Il y a une variation régionale, oui.
Historiquement, les séquences voyelles + schwa en fin de mot ont donné naissance à des voyelles longues quand ces schwas finaux ont cessé d'être prononcé. Cette distinction permettait effectivement de différencier le masculin et le féminin des participes passés (aidé /ede/ aidée /edeː/, vu /vy/ vue /vyː/, ébahi /ebai/ ébahie /ebaiː/) mais aussi des formes verbales finies (il voit /ivwa/ ils voient, qu'il voie /iwwa:/) et des noms (le bout /bu/ la boue /buː/).
La plupart des dialectes du français ont perdu ces distinctions de longueur durant le 19ème siècle, mais elle se maintiennent toujours dans le nord-est de la francophonie européenne, dans un arc allant de la Belgique à la Suisse en passant par la Lorraine et l'Alsace.
Dans ces variétés, la différence est marquée, les voyelles longues étant deux fois plus longues que les voyelles courtes, et parfois diphtonguées ([edeːj]). Dans un étude comparative des français de Suisse et de France, Grosjean et al. a trouvé que dans des paires de mots comme ami/amie, pointu/pointue, aimé/aimée, les participants parisiens ont prononcés la voyelle finale des mots masculins avec un longueur moyenne de 169 ms et celle des mots féminins avec une longueur moyenne de 178 ms (on considère en générale qu'une distinction de longueur doit être de plus de 10% pour être perceptible). Les participants suisses, par contre, ont prononcés les mots masculins avec une voyelle finale d'une longueur moyenne de 150 ms, tandis que celle des mots féminins avait une longueur moyenne de 342s, soit une augmentation de 128%!

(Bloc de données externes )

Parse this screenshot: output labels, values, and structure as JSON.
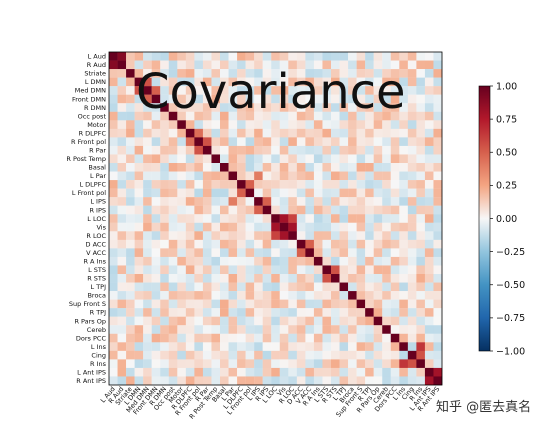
{
  "chart_data": {
    "type": "heatmap",
    "title": "Covariance",
    "labels": [
      "L Aud",
      "R Aud",
      "Striate",
      "L DMN",
      "Med DMN",
      "Front DMN",
      "R DMN",
      "Occ post",
      "Motor",
      "R DLPFC",
      "R Front pol",
      "R Par",
      "R Post Temp",
      "Basal",
      "L Par",
      "L DLPFC",
      "L Front pol",
      "L IPS",
      "R IPS",
      "L LOC",
      "Vis",
      "R LOC",
      "D ACC",
      "V ACC",
      "R A Ins",
      "L STS",
      "R STS",
      "L TPJ",
      "Broca",
      "Sup Front S",
      "R TPJ",
      "R Pars Op",
      "Cereb",
      "Dors PCC",
      "L Ins",
      "Cing",
      "R Ins",
      "L Ant IPS",
      "R Ant IPS"
    ],
    "vmin": -1.0,
    "vmax": 1.0,
    "colormap": "RdBu_r",
    "colorbar_ticks": [
      "1.00",
      "0.75",
      "0.50",
      "0.25",
      "0.00",
      "−0.25",
      "−0.50",
      "−0.75",
      "−1.00"
    ],
    "diagonal": 1.0,
    "strong_offdiagonal": [
      [
        0,
        1,
        0.9
      ],
      [
        19,
        20,
        0.8
      ],
      [
        20,
        21,
        0.8
      ],
      [
        19,
        21,
        0.6
      ],
      [
        3,
        4,
        0.55
      ],
      [
        4,
        5,
        0.5
      ],
      [
        10,
        11,
        0.55
      ],
      [
        15,
        16,
        0.5
      ],
      [
        17,
        18,
        0.5
      ],
      [
        37,
        38,
        0.8
      ],
      [
        34,
        36,
        0.65
      ],
      [
        35,
        36,
        0.55
      ],
      [
        22,
        23,
        0.5
      ],
      [
        25,
        26,
        0.55
      ],
      [
        9,
        10,
        0.45
      ],
      [
        14,
        17,
        0.4
      ]
    ]
  },
  "watermark": "知乎 @匿去真名"
}
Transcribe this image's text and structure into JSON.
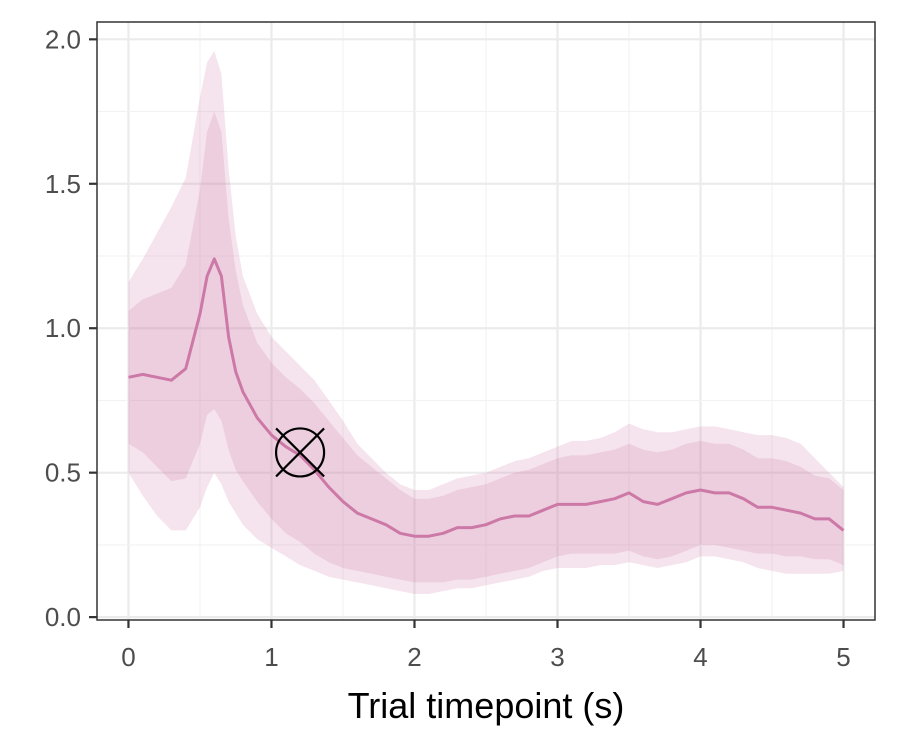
{
  "chart_data": {
    "type": "line",
    "title": "",
    "xlabel": "Trial timepoint (s)",
    "ylabel": "",
    "xlim": [
      -0.22,
      5.22
    ],
    "ylim": [
      -0.01,
      2.06
    ],
    "x_ticks": [
      0,
      1,
      2,
      3,
      4,
      5
    ],
    "x_tick_labels": [
      "0",
      "1",
      "2",
      "3",
      "4",
      "5"
    ],
    "y_ticks": [
      0.0,
      0.5,
      1.0,
      1.5,
      2.0
    ],
    "y_tick_labels": [
      "0.0",
      "0.5",
      "1.0",
      "1.5",
      "2.0"
    ],
    "grid": true,
    "colors": {
      "line": "#cc79a7",
      "band_outer": "#cc79a7",
      "band_inner": "#cc79a7",
      "marker": "#000000"
    },
    "series": [
      {
        "x": [
          0,
          0.1,
          0.2,
          0.3,
          0.4,
          0.5,
          0.55,
          0.6,
          0.65,
          0.7,
          0.75,
          0.8,
          0.9,
          1.0,
          1.1,
          1.2,
          1.3,
          1.4,
          1.5,
          1.6,
          1.7,
          1.8,
          1.9,
          2.0,
          2.1,
          2.2,
          2.3,
          2.4,
          2.5,
          2.6,
          2.7,
          2.8,
          2.9,
          3.0,
          3.1,
          3.2,
          3.3,
          3.4,
          3.5,
          3.6,
          3.7,
          3.8,
          3.9,
          4.0,
          4.1,
          4.2,
          4.3,
          4.4,
          4.5,
          4.6,
          4.7,
          4.8,
          4.9,
          5.0
        ],
        "y": [
          0.83,
          0.84,
          0.83,
          0.82,
          0.86,
          1.05,
          1.18,
          1.24,
          1.18,
          0.97,
          0.85,
          0.78,
          0.69,
          0.63,
          0.59,
          0.56,
          0.51,
          0.45,
          0.4,
          0.36,
          0.34,
          0.32,
          0.29,
          0.28,
          0.28,
          0.29,
          0.31,
          0.31,
          0.32,
          0.34,
          0.35,
          0.35,
          0.37,
          0.39,
          0.39,
          0.39,
          0.4,
          0.41,
          0.43,
          0.4,
          0.39,
          0.41,
          0.43,
          0.44,
          0.43,
          0.43,
          0.41,
          0.38,
          0.38,
          0.37,
          0.36,
          0.34,
          0.34,
          0.3
        ],
        "inner_lower": [
          0.6,
          0.57,
          0.52,
          0.47,
          0.48,
          0.6,
          0.7,
          0.72,
          0.68,
          0.58,
          0.51,
          0.47,
          0.4,
          0.34,
          0.29,
          0.26,
          0.22,
          0.19,
          0.17,
          0.16,
          0.15,
          0.14,
          0.13,
          0.12,
          0.12,
          0.12,
          0.13,
          0.13,
          0.14,
          0.15,
          0.16,
          0.17,
          0.19,
          0.21,
          0.22,
          0.22,
          0.22,
          0.22,
          0.23,
          0.21,
          0.2,
          0.21,
          0.23,
          0.25,
          0.25,
          0.24,
          0.23,
          0.22,
          0.22,
          0.21,
          0.21,
          0.2,
          0.2,
          0.18
        ],
        "inner_upper": [
          1.06,
          1.1,
          1.12,
          1.14,
          1.22,
          1.48,
          1.68,
          1.75,
          1.68,
          1.38,
          1.2,
          1.08,
          0.95,
          0.88,
          0.83,
          0.79,
          0.74,
          0.68,
          0.62,
          0.56,
          0.52,
          0.48,
          0.44,
          0.41,
          0.41,
          0.42,
          0.44,
          0.45,
          0.46,
          0.48,
          0.5,
          0.51,
          0.53,
          0.55,
          0.56,
          0.56,
          0.57,
          0.58,
          0.6,
          0.58,
          0.57,
          0.58,
          0.6,
          0.61,
          0.6,
          0.6,
          0.58,
          0.55,
          0.55,
          0.54,
          0.52,
          0.49,
          0.48,
          0.44
        ],
        "outer_lower": [
          0.5,
          0.42,
          0.35,
          0.3,
          0.3,
          0.38,
          0.45,
          0.5,
          0.46,
          0.4,
          0.36,
          0.32,
          0.27,
          0.24,
          0.21,
          0.18,
          0.16,
          0.14,
          0.13,
          0.12,
          0.11,
          0.1,
          0.09,
          0.08,
          0.08,
          0.09,
          0.1,
          0.1,
          0.11,
          0.12,
          0.13,
          0.14,
          0.16,
          0.17,
          0.17,
          0.17,
          0.18,
          0.18,
          0.19,
          0.18,
          0.17,
          0.18,
          0.19,
          0.21,
          0.21,
          0.2,
          0.19,
          0.17,
          0.16,
          0.15,
          0.15,
          0.15,
          0.15,
          0.16
        ],
        "outer_upper": [
          1.16,
          1.24,
          1.33,
          1.42,
          1.52,
          1.8,
          1.92,
          1.96,
          1.88,
          1.55,
          1.32,
          1.18,
          1.05,
          0.97,
          0.92,
          0.87,
          0.82,
          0.75,
          0.68,
          0.6,
          0.55,
          0.5,
          0.46,
          0.44,
          0.44,
          0.46,
          0.48,
          0.49,
          0.5,
          0.52,
          0.54,
          0.55,
          0.57,
          0.59,
          0.61,
          0.61,
          0.62,
          0.64,
          0.67,
          0.65,
          0.64,
          0.64,
          0.65,
          0.66,
          0.66,
          0.65,
          0.64,
          0.63,
          0.63,
          0.62,
          0.6,
          0.55,
          0.5,
          0.45
        ]
      }
    ],
    "annotation": {
      "symbol": "circled-x-marker",
      "x": 1.2,
      "y": 0.57
    }
  }
}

La même étude a aussi trouvé que, présentés avec un mot prononcé avec voyelle longue (par exemple, /ʒɔliː/), les suisses l'identifiaient correctement (comme étant, dans mon exemple, jolie) dans 86% des cas, tandis que les parisiens ne le faisaient que dans 43% des cas (en d'autres termes, en répondant au hasard entre les deux choix donnés, joli et jolie).
Ces distinctions de longueur sont donc produites et perçues par les suisses (et donc porteuse de sens), mais ni produites ni perçues par les parisiens.
(Pour donner une idée de la distinction à ceux qui ne l'ont pas, je prononce "Brie" identiquement à "brille", et les oppose à "bris")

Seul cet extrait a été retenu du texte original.